Donald Trump ‘more psychopathic’ than Adolf Hitler
University of Oxford study ranks Hillary Clinton alongside Napoleon Bonaparte
Republican presidential nominee Donald Trump applauds during a campaign rally in Fredericksburg, Virginia last weekend. Photograph: Carlo Allegri/Reuters
Research from the University of Oxford assessed this year’s candidates for the White House to determine how highly they ranked on the psychopath scale.
They were scored on a number of personality traits typical in psychopaths - including fearlessness, cold-heartedness and egocentricity.
While the study found Donald Trump’s score puts him in the company of some of history’s greatest despots, including Hitler and Ugandan dictator Idi Amin, his opponent Hillary Clinton found herself alongside Napoleon Bonaparte and Emperor Nero.
The study contended that although psychopathy - typically associated with remorseless killers - exists along a spectrum, some people can possess certain qualities without developing murderous intent.
It claimed that it was not just barbarous leaders who populated the upper echelons of the rankings - as St Paul and even Jesus appeared high on the psychopathic leaderboard.
It added that possessing such tendencies might not be to the presidential candidates’ detriment, as the right combination of psychopathic characteristics can make for a good leader.
Experts on the political figures were asked to answer 56 questions from the psychopathic personality inventory-revised (PPI-R) test to determine a score.
Study author Dr Kevin Dutton said: “The PPI-R does not say that someone is or is not a psychopath. It scores them on eight traits that contribute to a psychopathic character.
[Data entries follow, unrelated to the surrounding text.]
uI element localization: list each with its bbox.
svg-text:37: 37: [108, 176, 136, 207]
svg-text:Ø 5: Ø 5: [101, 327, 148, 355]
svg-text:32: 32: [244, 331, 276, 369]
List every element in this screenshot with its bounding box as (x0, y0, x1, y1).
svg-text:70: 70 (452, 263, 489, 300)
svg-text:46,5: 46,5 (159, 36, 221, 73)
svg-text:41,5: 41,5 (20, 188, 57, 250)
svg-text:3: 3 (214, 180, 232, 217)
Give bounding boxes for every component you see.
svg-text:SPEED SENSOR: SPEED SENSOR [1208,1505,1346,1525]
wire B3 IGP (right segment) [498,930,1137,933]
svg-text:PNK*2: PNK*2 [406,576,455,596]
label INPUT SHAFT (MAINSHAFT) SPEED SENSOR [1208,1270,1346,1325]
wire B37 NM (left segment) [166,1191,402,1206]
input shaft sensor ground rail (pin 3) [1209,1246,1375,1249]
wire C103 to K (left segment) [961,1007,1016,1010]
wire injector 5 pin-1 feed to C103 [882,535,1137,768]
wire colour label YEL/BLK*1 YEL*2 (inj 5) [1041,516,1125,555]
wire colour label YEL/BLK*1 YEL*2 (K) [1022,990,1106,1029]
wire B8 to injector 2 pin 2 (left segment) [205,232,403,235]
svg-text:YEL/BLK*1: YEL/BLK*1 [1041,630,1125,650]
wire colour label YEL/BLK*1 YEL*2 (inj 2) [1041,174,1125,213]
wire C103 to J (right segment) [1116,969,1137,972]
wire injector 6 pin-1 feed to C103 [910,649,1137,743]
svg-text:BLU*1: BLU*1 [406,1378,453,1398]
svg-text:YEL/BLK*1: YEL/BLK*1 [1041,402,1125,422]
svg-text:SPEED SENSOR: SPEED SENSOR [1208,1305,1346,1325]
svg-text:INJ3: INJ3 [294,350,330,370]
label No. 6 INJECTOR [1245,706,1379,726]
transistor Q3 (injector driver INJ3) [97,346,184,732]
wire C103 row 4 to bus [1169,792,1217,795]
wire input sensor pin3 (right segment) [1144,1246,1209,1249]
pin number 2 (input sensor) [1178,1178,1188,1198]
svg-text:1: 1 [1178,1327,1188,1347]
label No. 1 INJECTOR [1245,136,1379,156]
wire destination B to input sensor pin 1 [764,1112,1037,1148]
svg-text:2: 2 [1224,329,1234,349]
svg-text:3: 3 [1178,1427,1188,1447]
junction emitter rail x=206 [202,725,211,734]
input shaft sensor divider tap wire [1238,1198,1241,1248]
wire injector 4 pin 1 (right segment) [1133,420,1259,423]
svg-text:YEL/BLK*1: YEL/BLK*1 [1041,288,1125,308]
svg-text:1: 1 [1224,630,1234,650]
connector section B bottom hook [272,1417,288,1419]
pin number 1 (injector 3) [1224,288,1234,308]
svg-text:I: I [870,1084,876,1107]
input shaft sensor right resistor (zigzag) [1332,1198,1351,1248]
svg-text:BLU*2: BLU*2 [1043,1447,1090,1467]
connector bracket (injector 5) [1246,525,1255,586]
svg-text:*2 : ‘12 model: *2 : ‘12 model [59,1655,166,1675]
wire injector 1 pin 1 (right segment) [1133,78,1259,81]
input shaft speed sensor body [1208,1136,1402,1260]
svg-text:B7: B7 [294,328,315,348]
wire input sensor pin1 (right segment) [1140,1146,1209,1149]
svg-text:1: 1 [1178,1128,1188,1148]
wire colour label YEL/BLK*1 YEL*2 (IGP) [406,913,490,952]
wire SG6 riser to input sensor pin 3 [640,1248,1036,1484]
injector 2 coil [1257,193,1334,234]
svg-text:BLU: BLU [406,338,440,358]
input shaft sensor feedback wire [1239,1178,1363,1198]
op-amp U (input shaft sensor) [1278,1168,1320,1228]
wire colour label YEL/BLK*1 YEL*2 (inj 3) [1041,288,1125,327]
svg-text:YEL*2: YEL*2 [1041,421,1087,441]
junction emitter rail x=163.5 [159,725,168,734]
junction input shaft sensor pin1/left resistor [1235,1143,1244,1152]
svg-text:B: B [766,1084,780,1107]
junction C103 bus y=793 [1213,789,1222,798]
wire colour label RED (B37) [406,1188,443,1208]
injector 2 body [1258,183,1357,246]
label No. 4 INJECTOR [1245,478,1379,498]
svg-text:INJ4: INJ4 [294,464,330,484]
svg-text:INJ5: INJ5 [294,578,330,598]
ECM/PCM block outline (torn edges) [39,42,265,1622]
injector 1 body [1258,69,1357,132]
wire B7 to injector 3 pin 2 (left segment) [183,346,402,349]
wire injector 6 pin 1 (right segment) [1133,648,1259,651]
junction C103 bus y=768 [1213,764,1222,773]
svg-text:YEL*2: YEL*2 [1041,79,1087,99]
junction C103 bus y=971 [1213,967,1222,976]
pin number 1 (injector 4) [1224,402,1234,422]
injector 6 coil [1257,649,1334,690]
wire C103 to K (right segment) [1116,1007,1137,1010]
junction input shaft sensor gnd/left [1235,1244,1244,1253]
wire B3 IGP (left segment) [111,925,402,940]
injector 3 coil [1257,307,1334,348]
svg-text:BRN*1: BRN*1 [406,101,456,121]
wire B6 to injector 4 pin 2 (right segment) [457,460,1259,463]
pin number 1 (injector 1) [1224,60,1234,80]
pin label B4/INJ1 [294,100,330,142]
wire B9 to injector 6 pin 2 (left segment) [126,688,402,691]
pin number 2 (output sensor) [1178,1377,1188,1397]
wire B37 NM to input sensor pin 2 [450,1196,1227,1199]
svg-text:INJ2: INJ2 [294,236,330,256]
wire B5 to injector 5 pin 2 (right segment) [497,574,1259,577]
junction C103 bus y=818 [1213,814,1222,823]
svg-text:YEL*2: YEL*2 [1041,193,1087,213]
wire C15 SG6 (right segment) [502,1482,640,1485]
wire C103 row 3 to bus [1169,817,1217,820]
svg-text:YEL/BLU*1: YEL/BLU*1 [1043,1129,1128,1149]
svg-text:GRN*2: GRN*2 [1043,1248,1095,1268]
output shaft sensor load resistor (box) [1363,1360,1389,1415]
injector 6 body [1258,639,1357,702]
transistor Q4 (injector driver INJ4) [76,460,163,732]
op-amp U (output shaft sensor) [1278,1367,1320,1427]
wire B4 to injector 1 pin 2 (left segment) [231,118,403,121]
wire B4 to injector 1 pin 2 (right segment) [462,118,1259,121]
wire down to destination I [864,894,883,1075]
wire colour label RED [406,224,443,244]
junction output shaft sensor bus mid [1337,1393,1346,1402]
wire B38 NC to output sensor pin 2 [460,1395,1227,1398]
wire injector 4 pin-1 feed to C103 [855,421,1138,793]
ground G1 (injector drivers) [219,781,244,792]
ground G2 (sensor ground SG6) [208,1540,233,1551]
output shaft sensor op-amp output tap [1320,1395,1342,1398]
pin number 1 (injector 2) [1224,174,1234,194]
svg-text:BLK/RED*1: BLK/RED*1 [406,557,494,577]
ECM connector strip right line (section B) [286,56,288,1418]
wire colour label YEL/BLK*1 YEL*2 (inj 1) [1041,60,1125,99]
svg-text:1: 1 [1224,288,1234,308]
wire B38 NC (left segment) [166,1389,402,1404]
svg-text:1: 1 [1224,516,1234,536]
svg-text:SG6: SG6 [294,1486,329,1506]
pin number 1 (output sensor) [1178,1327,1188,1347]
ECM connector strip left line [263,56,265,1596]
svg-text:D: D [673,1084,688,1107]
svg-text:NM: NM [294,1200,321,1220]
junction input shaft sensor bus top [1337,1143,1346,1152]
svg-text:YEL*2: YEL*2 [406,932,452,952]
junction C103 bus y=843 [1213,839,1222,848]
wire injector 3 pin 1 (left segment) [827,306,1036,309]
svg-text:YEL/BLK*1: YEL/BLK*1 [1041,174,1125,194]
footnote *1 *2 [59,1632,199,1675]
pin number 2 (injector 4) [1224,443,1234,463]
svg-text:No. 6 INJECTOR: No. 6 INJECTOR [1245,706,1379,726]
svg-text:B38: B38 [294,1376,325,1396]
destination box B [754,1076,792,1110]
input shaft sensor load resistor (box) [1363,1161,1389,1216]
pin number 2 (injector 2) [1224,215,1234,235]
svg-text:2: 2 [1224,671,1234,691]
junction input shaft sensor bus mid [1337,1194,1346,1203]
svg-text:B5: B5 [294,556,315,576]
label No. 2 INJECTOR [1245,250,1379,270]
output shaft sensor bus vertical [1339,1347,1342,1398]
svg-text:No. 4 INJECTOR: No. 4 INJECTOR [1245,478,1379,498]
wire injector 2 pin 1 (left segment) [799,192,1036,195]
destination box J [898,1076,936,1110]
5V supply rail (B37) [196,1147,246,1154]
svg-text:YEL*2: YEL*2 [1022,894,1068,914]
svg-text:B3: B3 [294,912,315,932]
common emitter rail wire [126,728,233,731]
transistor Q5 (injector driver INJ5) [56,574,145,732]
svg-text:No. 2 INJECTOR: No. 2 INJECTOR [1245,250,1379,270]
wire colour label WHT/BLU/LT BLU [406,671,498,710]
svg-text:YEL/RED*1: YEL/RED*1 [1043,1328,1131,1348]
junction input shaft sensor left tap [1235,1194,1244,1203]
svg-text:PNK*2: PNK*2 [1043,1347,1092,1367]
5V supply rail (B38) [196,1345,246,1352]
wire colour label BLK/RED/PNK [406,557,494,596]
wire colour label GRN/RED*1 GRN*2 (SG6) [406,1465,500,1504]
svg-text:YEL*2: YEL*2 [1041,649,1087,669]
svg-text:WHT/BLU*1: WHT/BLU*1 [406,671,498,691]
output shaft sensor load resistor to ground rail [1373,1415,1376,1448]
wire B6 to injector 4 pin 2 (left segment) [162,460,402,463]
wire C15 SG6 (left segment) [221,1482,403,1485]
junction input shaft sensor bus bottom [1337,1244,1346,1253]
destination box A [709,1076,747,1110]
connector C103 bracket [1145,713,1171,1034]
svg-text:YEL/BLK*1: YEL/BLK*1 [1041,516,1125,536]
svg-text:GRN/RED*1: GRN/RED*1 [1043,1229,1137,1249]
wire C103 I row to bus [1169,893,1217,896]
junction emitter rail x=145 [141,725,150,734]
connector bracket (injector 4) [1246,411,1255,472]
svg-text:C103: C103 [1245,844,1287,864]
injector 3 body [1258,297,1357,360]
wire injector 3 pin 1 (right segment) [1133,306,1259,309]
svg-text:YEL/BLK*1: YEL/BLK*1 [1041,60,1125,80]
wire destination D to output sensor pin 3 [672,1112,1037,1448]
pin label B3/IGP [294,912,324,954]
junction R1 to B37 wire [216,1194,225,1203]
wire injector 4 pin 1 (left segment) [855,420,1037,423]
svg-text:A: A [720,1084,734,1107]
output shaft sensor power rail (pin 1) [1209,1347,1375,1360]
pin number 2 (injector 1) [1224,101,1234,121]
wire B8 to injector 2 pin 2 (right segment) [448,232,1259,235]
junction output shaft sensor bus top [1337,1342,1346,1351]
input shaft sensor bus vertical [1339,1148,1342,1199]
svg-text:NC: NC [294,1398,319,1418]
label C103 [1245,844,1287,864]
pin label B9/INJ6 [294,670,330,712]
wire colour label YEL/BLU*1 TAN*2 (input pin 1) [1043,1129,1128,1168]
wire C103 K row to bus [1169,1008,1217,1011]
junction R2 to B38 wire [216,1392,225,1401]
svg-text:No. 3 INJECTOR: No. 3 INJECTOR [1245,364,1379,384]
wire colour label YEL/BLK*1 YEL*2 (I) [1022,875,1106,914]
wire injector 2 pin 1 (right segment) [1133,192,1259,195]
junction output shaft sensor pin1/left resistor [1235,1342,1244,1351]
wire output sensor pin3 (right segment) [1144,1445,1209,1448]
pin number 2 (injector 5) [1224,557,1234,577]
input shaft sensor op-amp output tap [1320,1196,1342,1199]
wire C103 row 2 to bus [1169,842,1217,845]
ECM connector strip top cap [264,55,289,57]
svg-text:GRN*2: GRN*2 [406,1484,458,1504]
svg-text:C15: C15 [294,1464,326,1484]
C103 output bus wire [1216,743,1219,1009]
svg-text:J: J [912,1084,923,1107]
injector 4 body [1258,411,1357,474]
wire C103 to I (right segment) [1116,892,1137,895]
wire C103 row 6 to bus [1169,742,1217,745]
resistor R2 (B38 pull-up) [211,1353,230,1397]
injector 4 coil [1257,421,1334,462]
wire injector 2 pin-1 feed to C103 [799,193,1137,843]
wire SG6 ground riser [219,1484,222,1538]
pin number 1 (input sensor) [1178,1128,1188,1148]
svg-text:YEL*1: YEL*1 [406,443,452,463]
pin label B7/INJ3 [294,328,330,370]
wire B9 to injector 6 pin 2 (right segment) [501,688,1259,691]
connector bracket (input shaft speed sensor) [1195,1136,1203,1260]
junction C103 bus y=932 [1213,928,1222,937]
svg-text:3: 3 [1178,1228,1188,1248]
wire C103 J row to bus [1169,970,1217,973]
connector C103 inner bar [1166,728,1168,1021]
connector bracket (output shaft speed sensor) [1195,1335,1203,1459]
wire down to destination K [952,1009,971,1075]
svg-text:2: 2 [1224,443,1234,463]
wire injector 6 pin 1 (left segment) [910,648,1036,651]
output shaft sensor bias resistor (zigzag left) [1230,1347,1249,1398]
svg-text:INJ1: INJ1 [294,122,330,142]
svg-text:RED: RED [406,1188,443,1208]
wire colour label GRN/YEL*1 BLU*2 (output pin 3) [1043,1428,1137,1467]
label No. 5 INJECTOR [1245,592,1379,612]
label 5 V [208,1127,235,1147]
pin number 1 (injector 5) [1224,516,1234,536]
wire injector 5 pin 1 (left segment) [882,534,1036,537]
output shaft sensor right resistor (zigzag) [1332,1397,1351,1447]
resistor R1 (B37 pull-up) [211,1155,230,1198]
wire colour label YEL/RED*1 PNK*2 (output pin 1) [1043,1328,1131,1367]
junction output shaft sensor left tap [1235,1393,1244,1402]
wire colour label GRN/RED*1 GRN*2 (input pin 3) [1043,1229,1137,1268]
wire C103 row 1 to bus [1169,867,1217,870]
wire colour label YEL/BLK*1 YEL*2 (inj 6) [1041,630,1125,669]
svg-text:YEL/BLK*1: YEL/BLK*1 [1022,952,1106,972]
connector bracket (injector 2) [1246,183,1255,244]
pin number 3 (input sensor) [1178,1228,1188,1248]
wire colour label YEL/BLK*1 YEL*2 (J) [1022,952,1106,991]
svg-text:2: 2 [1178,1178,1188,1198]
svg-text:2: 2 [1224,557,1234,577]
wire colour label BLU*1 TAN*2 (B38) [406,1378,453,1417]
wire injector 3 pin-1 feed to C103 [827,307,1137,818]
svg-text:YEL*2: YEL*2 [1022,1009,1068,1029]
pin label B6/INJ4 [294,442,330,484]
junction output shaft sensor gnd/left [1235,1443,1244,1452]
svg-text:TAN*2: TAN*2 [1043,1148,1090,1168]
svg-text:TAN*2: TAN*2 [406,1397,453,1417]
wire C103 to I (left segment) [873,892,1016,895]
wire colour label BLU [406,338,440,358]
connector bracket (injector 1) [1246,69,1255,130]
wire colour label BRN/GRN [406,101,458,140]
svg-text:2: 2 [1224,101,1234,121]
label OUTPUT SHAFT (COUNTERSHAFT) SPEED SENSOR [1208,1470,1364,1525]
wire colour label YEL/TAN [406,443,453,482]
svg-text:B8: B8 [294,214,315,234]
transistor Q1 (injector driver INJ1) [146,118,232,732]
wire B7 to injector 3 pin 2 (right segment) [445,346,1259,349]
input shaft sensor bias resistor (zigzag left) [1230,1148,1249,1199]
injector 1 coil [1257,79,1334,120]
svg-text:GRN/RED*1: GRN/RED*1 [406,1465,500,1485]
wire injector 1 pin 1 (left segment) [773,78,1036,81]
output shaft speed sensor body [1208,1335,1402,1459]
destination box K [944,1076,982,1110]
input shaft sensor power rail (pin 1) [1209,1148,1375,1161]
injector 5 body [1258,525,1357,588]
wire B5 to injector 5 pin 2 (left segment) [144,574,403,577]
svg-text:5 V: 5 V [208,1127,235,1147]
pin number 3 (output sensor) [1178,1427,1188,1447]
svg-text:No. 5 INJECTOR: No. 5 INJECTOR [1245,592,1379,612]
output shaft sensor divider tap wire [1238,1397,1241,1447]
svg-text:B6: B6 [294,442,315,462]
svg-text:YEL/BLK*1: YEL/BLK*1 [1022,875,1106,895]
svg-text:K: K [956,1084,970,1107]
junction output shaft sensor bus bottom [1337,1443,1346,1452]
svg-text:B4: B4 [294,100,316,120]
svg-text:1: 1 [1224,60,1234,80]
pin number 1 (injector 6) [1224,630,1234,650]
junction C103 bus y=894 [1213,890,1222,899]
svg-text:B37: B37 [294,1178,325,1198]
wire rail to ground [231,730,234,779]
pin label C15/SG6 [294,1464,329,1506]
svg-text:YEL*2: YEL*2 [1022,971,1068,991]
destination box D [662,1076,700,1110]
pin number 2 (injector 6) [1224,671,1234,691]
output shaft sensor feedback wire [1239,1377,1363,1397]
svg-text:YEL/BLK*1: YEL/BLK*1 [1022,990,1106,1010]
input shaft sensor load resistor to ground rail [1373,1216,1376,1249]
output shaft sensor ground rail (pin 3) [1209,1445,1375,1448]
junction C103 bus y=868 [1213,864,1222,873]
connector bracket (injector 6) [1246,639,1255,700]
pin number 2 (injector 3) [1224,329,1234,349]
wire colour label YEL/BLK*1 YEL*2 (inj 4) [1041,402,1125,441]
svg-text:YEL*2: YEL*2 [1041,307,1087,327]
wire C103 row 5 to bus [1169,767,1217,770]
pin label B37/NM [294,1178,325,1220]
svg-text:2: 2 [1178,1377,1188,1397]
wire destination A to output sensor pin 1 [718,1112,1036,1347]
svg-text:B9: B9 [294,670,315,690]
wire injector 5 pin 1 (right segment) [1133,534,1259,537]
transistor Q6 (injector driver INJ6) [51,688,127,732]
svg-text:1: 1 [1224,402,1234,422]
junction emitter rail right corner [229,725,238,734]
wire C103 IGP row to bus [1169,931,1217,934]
“Some of those traits, such as fearlessness or stress immunity, can be positive. Others, such as blame externalisation or being unconcerned about the future, are more likely to be negative. One, cold-heartedness, can contribute to good and bad leadership.
“Both great and terrible leaders score higher than the general population for psychopathic traits, but it is the mix of those traits that determines success.
“For example, someone who scores highly for being influential, fearless and cold hearted could be a decisive leader who can make dispassionate decisions. If those traits are accompanied by a high score on blaming others, they might be a genocidal demagogue.”
Mr Trump outstripped Hitler on factors including social influence and fearlessness, while the genocidal Nazi dictator scored higher on “Machiavellian egocentricity” and cold-heartedness.
While ranking lower than her rival overall, Mrs Clinton far exceeded tyrannical Roman emperor Nero on traits such as “Machiavellian egocentricity”.
One characteristic typical in strong leadership was fearless dominance — an area in which Mr Trump scored especially highly.
The findings, published in the the journal Scientific American Mind, found that another high-scoring area for the billionaire businessman, self-centred impulsivity could undermine this, however.
History has been littered with famous figures who exhibit psychopathic tendencies, it said, with other high-scorers including Henry VIII and Winston Churchill.
Other professions in which such characteristics allow an individual to flourish are business, the military and law, the research said.